Throughout the week, Guinness World Records is going to be sharing and celebrating the stories behind some of the most iconic record-breaking Olympians.
We continue our series with a look back at the incredible achievements of track star, and four-time record holder Ed Moses.
It’s July 1976, and a 19-year-old Ed Moses is approaching the 400m hurdles for the first time in an international meeting. An international meeting that just happens to be at the Montreal Olympic Games. The gun fires, and Moses takes off - legs flying above the track asphalt. 
Long strides, stretching further than his opponents, tackle each hurdle with ease. It’s his gift amongst the others. 
Moses knew his advantage lied in his leg span, but he did not know this inherent ability would win him the race, and would form part of an unprecedented winning streak that would last an incredible 122 races. 
Moses would cross the the finish line in Montreal with two titles people hope to have in their lifetime:  gold medalist and world record holder. 
In a stadium of an awestruck crowd, the setting of his success was the Montreal Olympics, and his time of 47.63 seconds— shattered the speed record his predecessors set for the event. 
In the subsequent nine years after 1976, Moses did not understand the menial concept of losing. Every breath and step was put towards winning races, and he did so for each race that followed. 
Unlike other runners, Moses managed to reach the daunting hurdles on the track in 13 strides instead of 14. His long-legged strategy proved to be a good one, as it gained him more victories and Olympic medals.
“By definition… a world record in your mind, in a competitor’s mind, is so powerful— you don’t even know if you’ll be able to do it again,” mentioned Moses, recalling his first world record title.
But clearly, Moses did not like to wonder about his potential. With fervor and a strong competitive spirit, he went on to beat his own record three more times, scaling the competition for anyone else who tried to surmount his legacy. 
The Ohio-born track and field star gained two more metals throughout the course of his career; a gold from the 1984 Olympics in Los Angeles, California, and a bronze in Seoul Korea four years after. 

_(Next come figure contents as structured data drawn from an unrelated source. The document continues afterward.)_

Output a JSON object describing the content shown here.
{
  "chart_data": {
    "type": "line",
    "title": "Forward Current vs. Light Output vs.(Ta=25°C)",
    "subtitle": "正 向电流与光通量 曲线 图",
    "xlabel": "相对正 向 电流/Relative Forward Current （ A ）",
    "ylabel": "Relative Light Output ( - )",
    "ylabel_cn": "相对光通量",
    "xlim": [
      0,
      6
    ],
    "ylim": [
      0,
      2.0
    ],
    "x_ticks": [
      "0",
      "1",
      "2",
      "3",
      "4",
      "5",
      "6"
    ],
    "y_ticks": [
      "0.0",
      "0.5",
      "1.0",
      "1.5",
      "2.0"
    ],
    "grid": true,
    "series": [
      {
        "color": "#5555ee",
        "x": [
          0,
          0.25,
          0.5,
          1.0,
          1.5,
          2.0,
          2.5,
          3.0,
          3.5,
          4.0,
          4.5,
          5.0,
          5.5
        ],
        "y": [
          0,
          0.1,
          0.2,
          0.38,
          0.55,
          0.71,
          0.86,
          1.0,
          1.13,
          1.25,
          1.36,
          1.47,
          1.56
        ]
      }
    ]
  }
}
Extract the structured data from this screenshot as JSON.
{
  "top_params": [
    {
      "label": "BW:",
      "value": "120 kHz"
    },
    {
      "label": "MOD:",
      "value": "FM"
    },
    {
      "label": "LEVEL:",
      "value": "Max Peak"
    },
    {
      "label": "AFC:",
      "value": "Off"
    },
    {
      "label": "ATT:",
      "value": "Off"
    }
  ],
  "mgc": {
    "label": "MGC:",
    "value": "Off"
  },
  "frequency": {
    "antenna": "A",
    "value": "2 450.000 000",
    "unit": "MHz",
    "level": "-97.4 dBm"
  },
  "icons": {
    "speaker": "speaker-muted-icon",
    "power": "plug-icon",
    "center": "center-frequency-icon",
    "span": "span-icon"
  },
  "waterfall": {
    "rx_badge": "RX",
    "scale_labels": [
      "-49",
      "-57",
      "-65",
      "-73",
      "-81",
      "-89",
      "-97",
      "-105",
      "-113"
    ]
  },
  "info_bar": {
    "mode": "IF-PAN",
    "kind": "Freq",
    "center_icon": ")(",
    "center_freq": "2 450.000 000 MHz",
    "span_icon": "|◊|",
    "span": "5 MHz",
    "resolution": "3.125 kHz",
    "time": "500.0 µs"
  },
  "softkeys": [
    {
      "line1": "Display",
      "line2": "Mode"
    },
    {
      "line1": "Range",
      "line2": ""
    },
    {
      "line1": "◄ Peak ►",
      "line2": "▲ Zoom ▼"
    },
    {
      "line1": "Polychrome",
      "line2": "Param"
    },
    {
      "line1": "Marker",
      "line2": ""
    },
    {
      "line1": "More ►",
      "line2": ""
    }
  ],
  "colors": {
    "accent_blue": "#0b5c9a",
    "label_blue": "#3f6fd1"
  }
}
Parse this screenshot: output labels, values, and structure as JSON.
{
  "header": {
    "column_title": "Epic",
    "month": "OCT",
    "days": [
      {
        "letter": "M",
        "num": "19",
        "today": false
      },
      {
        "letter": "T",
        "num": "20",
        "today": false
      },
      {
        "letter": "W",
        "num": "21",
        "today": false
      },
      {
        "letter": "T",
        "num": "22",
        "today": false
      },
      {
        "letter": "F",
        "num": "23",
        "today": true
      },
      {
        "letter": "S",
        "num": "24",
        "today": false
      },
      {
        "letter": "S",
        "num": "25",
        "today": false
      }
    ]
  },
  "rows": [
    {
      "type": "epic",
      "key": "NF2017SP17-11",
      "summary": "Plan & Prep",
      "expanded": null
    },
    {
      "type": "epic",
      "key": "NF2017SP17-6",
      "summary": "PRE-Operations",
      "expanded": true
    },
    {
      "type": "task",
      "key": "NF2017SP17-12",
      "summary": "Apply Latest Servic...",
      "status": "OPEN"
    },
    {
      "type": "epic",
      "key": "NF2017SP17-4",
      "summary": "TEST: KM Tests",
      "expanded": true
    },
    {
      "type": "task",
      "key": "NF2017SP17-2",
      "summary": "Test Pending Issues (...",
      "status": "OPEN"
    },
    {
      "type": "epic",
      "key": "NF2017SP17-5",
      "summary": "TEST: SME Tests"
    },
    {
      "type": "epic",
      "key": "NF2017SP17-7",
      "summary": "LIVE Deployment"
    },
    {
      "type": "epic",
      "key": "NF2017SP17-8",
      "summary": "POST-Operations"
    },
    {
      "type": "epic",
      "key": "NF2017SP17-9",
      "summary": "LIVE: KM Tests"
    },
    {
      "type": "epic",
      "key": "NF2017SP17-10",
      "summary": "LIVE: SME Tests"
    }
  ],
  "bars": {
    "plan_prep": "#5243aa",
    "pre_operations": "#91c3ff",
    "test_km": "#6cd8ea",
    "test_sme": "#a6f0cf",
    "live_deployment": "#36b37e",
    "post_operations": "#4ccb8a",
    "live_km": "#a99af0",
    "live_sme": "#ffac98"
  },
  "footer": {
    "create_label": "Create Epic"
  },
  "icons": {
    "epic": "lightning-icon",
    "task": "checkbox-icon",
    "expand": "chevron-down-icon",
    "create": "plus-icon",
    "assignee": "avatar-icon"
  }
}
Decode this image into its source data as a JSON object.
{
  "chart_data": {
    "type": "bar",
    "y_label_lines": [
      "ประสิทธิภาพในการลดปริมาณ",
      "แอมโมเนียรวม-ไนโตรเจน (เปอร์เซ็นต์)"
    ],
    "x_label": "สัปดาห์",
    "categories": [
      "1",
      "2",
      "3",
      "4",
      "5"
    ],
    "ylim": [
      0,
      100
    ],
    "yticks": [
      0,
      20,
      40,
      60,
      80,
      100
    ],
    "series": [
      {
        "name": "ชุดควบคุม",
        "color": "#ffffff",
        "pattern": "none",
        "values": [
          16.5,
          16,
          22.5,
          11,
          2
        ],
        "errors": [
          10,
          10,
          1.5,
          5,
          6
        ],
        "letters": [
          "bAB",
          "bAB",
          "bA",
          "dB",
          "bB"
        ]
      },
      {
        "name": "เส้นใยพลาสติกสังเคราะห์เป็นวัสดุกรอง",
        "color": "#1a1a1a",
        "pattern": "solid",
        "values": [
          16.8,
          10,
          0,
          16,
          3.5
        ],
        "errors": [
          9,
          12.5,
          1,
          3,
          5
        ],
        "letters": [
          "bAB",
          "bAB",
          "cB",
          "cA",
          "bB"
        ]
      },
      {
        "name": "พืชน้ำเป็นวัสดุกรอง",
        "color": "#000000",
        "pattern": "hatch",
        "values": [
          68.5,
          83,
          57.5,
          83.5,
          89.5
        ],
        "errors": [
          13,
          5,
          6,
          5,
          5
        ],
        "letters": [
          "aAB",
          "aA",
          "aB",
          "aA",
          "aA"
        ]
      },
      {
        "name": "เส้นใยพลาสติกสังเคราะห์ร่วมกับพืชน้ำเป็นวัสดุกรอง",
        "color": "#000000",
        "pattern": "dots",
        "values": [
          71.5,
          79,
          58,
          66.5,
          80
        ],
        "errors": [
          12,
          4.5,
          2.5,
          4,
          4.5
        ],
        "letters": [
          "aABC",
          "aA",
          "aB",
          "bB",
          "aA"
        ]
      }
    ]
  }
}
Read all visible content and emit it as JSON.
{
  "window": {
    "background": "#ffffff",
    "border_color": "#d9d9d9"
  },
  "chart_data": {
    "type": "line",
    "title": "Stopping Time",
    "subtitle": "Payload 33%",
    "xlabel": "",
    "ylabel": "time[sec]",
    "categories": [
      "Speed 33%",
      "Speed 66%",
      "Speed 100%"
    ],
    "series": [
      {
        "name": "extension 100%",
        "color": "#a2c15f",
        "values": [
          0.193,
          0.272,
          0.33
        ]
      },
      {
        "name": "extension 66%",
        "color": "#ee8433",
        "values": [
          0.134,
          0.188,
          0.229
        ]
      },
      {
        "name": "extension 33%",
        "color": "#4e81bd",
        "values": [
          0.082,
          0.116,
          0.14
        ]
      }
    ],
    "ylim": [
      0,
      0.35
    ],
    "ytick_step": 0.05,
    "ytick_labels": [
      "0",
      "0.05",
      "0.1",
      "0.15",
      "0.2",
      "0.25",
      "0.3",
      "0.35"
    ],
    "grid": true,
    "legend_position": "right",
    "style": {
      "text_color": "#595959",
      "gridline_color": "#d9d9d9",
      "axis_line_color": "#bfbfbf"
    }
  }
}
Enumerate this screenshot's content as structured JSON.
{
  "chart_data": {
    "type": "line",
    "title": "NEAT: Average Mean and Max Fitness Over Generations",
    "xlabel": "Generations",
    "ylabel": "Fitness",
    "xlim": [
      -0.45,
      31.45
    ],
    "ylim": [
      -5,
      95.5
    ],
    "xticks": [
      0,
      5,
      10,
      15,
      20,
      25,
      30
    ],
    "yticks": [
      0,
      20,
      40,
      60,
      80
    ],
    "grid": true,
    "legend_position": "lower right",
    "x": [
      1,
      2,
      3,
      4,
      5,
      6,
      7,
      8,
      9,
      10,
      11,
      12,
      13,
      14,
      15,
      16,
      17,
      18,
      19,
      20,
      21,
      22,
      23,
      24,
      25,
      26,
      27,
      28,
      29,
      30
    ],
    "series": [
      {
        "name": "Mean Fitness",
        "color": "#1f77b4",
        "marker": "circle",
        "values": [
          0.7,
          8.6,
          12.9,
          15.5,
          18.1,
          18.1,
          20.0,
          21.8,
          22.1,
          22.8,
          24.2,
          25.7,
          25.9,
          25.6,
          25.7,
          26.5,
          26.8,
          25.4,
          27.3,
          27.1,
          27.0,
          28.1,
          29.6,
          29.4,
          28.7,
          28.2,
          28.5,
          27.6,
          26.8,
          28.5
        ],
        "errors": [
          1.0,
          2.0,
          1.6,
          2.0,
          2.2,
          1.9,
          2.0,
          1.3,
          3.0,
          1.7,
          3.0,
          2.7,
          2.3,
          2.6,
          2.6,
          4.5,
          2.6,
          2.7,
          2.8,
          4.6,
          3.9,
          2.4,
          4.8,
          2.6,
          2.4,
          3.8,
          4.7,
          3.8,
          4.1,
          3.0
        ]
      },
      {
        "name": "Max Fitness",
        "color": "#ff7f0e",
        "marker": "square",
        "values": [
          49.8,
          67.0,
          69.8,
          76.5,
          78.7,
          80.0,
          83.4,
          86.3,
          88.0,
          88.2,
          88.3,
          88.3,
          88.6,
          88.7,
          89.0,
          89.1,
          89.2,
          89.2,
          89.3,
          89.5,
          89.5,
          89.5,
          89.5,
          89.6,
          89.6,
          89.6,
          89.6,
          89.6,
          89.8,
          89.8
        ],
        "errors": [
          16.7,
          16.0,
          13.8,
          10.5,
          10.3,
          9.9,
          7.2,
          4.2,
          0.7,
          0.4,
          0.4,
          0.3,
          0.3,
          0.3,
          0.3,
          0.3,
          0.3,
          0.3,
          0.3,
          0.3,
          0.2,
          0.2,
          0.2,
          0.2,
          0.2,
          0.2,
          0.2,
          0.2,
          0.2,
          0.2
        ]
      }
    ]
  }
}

When he leapt over that final hurdle in 1988, it was the last stride for an extraordinary athlete. Moses, though finished with sprinting the track, could not give up his passion for sports. 
Upon retirement he traded his worn Team USA uniform for a sled, as he decided to become a competitive bobsledder. 
Predictably Moses treated each bobsled race as any other, heading to the World Cup Race in 1990 where he earned another bronze medal. 
Now he is an honorable and respected member of the United States Track and Field Hall of Fame, and works as head of Substance Abuse, Research, and Education Committee for the US Olympics. 
In the course of his story, Edwin Moses proved there are no constraints, no limitations, to conquering success. Even when the best cannot fathom being beaten, it is still possible to do better. His multi-record breaking accomplishments are inspiration for every Olympian and runner to come, including the exceptional at tomorrow’s opening ceremonies.